Bueno, como veis llevamos un verano ajetreado porque hace bastante que no escribo en el blog, de ahí el título de mi entrada. La verdad es que nuestra pequeñaja no es que se porte mal, se porta muy bien, es buena de llevar y llora muy poco (prácticamente nada desde que nació), pero es cierto que quiere muchos bracitos y caso constante, además de que empieza a estar un poco “enmamada” y por las noches mama mucho y yo descanso poco (supongo también que tiene sed).
Así que no me ha quedado mucho tiempo para escribir, entre mi proyecto actual (estoy editando un libro de estudio), cuidarla a ella y limpiar un poco la casa (que dicen los japoneses que como tienes la casa es un reflejo de cómo tienes el alma y yo tengo el alma hecha una leonera).
Además, llevo una temporada que me acuesto bastante tarde, de madrugada, porque me va mejor para trabajar y me concentro con el silencio nocturno, así que también nos levantamos un poco tarde y ya no podemos ir a pasear, hace demasiada calor. Como no salgamos a pasear a eso de las 9 de la mañana, o como muchísimo a las 9 y media, después el camino de vuelta del paseo se hace del todo insoportable y me parece que es peligroso para la niña, así que cuando nos dan las 10 y pico ya ni lo intento. Eso hace que todo el día sea más complicado, porque a ella le viene muy bien un paseo mañanero para relajarse, y si no paseamos de buena mañana hay que dejarlo para las 7 o las 8 de la tarde. Es lo que tiene el verano, ¡un calor inaguantable!
Así que yo, que soy totalmente antitelevisión y antipantallas para los bebés (esto tengo que comentarlo en profundidad en otra entrada) de vez en cuando sucumbo y le pongo un ratito pequeño de Baby Einstein o de las canciones de Miliki en versión digital, sintiéndome muy culpable, por cierto, pero a la vez pensando: “No puedo más, tengo que tener 10 minutos de tranquilidad”.

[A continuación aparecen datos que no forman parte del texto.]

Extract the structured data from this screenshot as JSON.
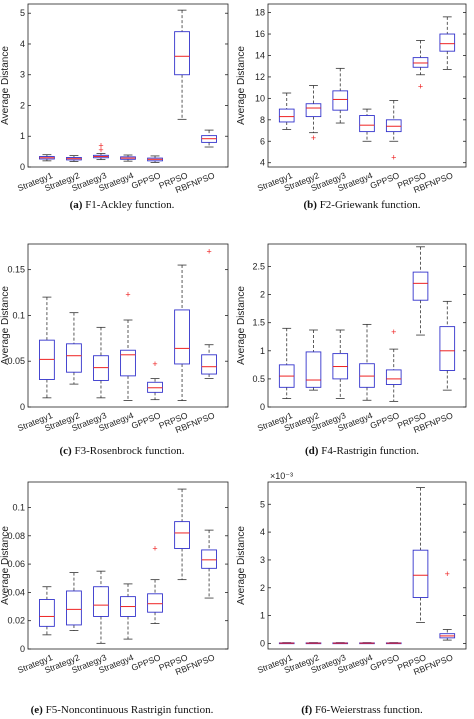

No obstante, es cierto que llevo un buen verano. No sé por qué, en los últimos años, el mes de agosto había sido para mí una especie de cárcel. Odio el calor, las aglomeraciones, esa especie de obligación de estar de vacaciones quieras o no y la lentitud con la que va todo; todo está cerrado, todo tiene que esperar a septiembre para que se reactive (septiembre sí que es un mes que me encanta, ¡nuevos comienzos!). Por eso en agosto solía estar muy mal de ánimo, muy abatida y sin ganas de hacer nada de nada, solo de estar recluida en casa.
Y este año, el primer verano con mi hija, estoy agotada, siento que mi cuerpo no da más de sí, que no tengo tiempo de nada… ¡pero estoy feliz! :D Supongo que es el milagro de los niños. Trabajo, agotamiento, exigencias, demandas constantes, hacerlo todo planificado, deprisa y con condiciones, ¡hasta ir al baño!, y una felicidad tan inmensa que no te cabe en el pecho.